Overview

A program must be:

  1. Written - this is done using an editor. The result is a text file.
  2. Compiled - translate the text file into a sequence of codes that the machine (or virtual machine) can understand and execute.
  3. Linked - the program might make use of other programs, or libraries of programs. These must be brought together with the program and the interconnecting references resolved.
  4. Loaded - the combined program must be moved into memory. In doing so, there must be addresses assigned to the data and instructions.
The linking and loading are accomplished by a program which is variously called the linker, or the loader, or the linking loader. Although linking and loading are conceptually separate, it is exceedingly common that a single program combine those function. So "linking" and "loading" mean the same thing, when speaking informally, although they are separate actions. In unix systems, for instance, its name is ld, suggesting the word loader, but the man page says linker. The linking-loader is so fundamental that I doubt your system will boot without it. Windows, in fact, builds the linker into the operating system.

The linking/loading can be further broken down in function:

  1. Placement: figuring out where things should go, selecting addresses, or type of memory regime (stack, BSS, heap or text).
  2. Symbol management: keeping track of the names of variables and functions for use by other programs (exporting) or finding functions and variables for use by this program (importing).
  3. Relocation: modifying the compiler's results according to the placement.
  4. Fixups: modifying the compiler's results according to the resolved external symbols.

The files processed by the linking loader have a certain format. These have evolved over the years as the demands on linkers have become more sophisticated. For instance, to save memory, libraries are now shared, and earlier file formats did not support shared libraries. In Windows, the libraries, shared or otherwise, are called DLL's. In unix, they are either .a files or .so files. Dot-so are "shared objects", whereas the Dot-A files are "archives", and are sort of non-shared objects.

In short, windows using a PE format, called Portable Execution, and modern unix uses an ELF, Executable and Linking Format, format. OSX uses Mach-O format (macho?). These all descend from unix's first format, which is generally called "a.out", after the default name of the output of the standard unix compiler. [On checking with bwk, a.out would be short for "as output", the assembler being "as".] From this decended COFF, Common Object File Format, which PE adopted with amendments, but unix abandoned for ELF.

In unix, the loader ld is invokable from the compiler, cc, so rarely does one become aware of it as a separate program. As is typical, only when there are problems is it of interest.

Shared libraries, digression on linking/loading

Libraries can also be shared in this manner. If the libraries are pure code, and read-only, there is no security danger of processes affecting each other through manipulation of the library code. However there is a complication if the libraries are not mapped to the same virtual addresses in every process. There might be absolute address reference in the library, and this absolute address must be correct when the code is run in each of the process virtual address spaces. For instance, the library might call a subroutine by the entry point address.

The solutions are either to map the library at the same address, or to otherwise employ position independent code (PIC). Microsoft does not support PIC and therefore shared libraries, known in Microsoft as DLL's, are carefully pre-bound to specific addresses, known throughout all of the kingdom of Microsoft. These are also known as the shared DLL's. This method can only take you so far, but it works well for all the major DLL's.

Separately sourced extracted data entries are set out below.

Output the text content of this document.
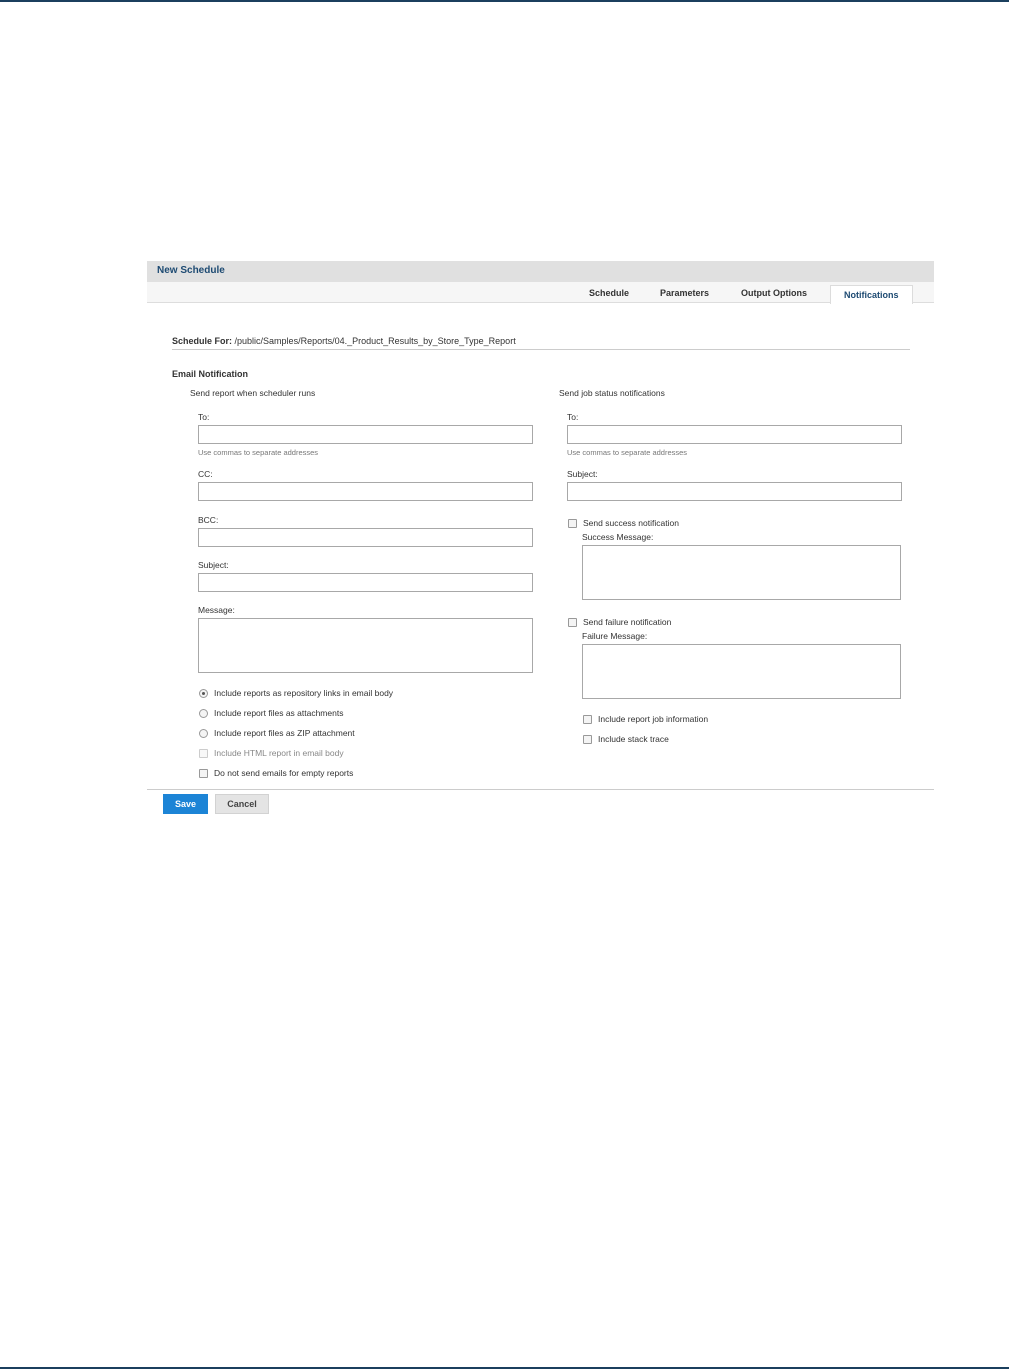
New Schedule
Schedule	Parameters	Output Options	Notifications
Schedule For: /public/Samples/Reports/04._Product_Results_by_Store_Type_Report
Email Notification
Send report when scheduler runs
To:
Use commas to separate addresses
CC:
BCC:
Subject:
Message:
Include reports as repository links in email body
Include report files as attachments
Include report files as ZIP attachment
Include HTML report in email body
Do not send emails for empty reports
Send job status notifications
To:
Use commas to separate addresses
Subject:
Send success notification
Success Message:
Send failure notification
Failure Message:
Include report job information
Include stack trace
Save	Cancel
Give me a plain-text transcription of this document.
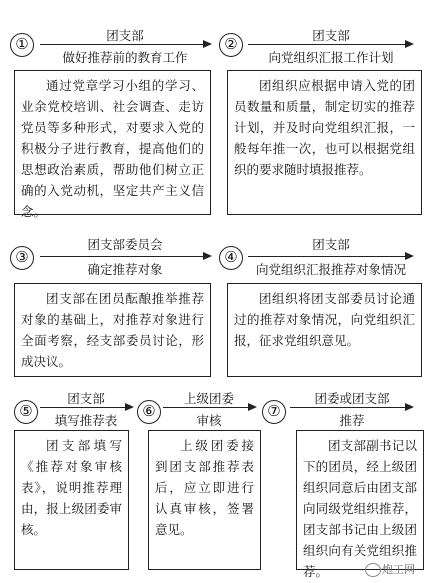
①	团支部
做好推荐前的教育工作
②	团支部
向党组织汇报工作计划
通过党章学习小组的学习、业余党校培训、社会调查、走访党员等多种形式，对要求入党的积极分子进行教育，提高他们的思想政治素质，帮助他们树立正确的入党动机，坚定共产主义信念。
团组织应根据申请入党的团员数量和质量，制定切实的推荐计划，并及时向党组织汇报，一般每年推一次，也可以根据党组织的要求随时填报推荐。
③
团支部委员会
确定推荐对象
④
团支部
向党组织汇报推荐对象情况
团支部在团员酝酿推举推荐对象的基础上，对推荐对象进行全面考察，经支部委员讨论，形成决议。
团组织将团支部委员讨论通过的推荐对象情况，向党组织汇报，征求党组织意见。
⑤
团支部
填写推荐表
⑥
上级团委
审核
⑦
团委或团支部
推荐
团支部填写《推荐对象审核表》，说明推荐理由，报上级团委审核。
上级团委接到团支部推荐表后，应立即进行认真审核，签署意见。
团支部副书记以下的团员，经上级团组织同意后由团支部向同级党组织推荐，团支部书记由上级团组织向有关党组织推荐。	炮工网
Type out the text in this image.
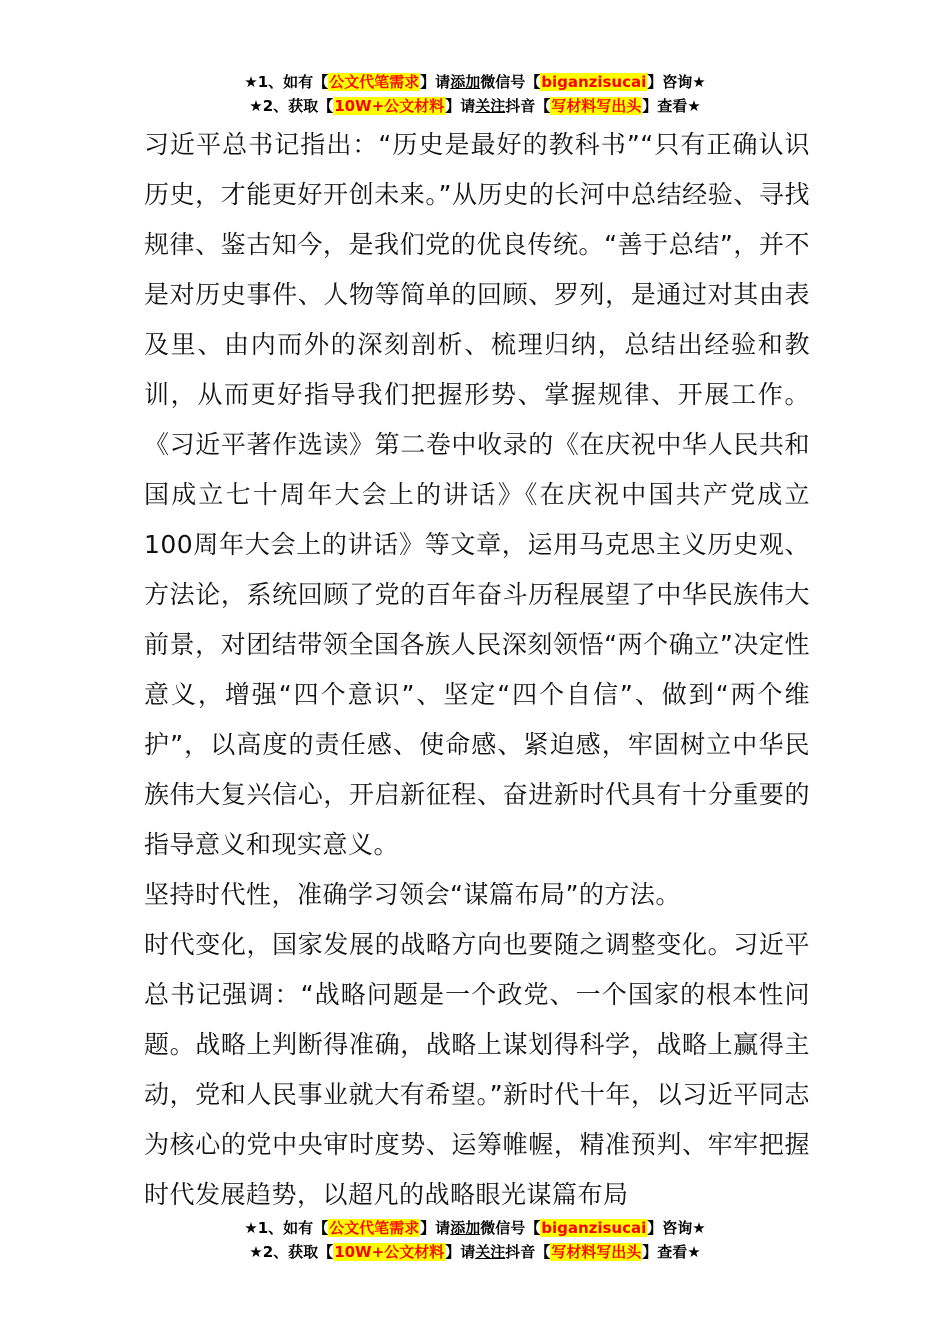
★1、如有【公文代笔需求】请添加微信号【biganzisucai】咨询★
★2、获取【10W+公文材料】请关注抖音【写材料写出头】查看★

习近平总书记指出：“历史是最好的教科书”“只有正确认识历史，才能更好开创未来。”从历史的长河中总结经验、寻找规律、鉴古知今，是我们党的优良传统。“善于总结”，并不是对历史事件、人物等简单的回顾、罗列，是通过对其由表及里、由内而外的深刻剖析、梳理归纳，总结出经验和教训，从而更好指导我们把握形势、掌握规律、开展工作。《习近平著作选读》第二卷中收录的《在庆祝中华人民共和国成立七十周年大会上的讲话》《在庆祝中国共产党成立100周年大会上的讲话》等文章，运用马克思主义历史观、方法论，系统回顾了党的百年奋斗历程展望了中华民族伟大前景，对团结带领全国各族人民深刻领悟“两个确立”决定性意义，增强“四个意识”、坚定“四个自信”、做到“两个维护”，以高度的责任感、使命感、紧迫感，牢固树立中华民族伟大复兴信心，开启新征程、奋进新时代具有十分重要的指导意义和现实意义。

坚持时代性，准确学习领会“谋篇布局”的方法。

时代变化，国家发展的战略方向也要随之调整变化。习近平总书记强调：“战略问题是一个政党、一个国家的根本性问题。战略上判断得准确，战略上谋划得科学，战略上赢得主动，党和人民事业就大有希望。”新时代十年，以习近平同志为核心的党中央审时度势、运筹帷幄，精准预判、牢牢把握时代发展趋势，以超凡的战略眼光谋篇布局

★1、如有【公文代笔需求】请添加微信号【biganzisucai】咨询★
★2、获取【10W+公文材料】请关注抖音【写材料写出头】查看★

Position independent code runs no matter where it is located. It can employ relative rather than absolute addressing. Although the code is located differently in each address space, locations within the library maintain the same offsets from each other. Addressing using these offsets is called relative addressing, and it is one component of PIC. Another is to collect up all absolute addresses into a table, and within the code reference the variable by its location in the table. Then by having a separate copy of the table for each address space, the table can be filled out with the absolute addresses appropriate for the space. This occurs across most unix variants and is called the global offset table (GOT).

The GOT solves the problem of shared libraries. It could be used to record the absolute addresses of both proceedures and code so that the library can refer to those locations in an position independent way. However, for functions, an additional mechanism is used, the procedure linking table (PLT). This is not so much a table as a vector of jumps. The jumps include pulling the target of the jump from the GOT. A call to one of these vectors is therefore like calling the procedure whose address is found in the GOT table.

In this case, it is preferable to call the PLT, rather than having the code use the GOT directly. The GOT table initially does not have the address of the target function. Instead, it has the address of a loading routine which will look up the target function's address, and replace that address in the GOT table. Therefore, a function is not linked in until the first time it is called; and once called, future calls to the PLT will directly jump to the target function.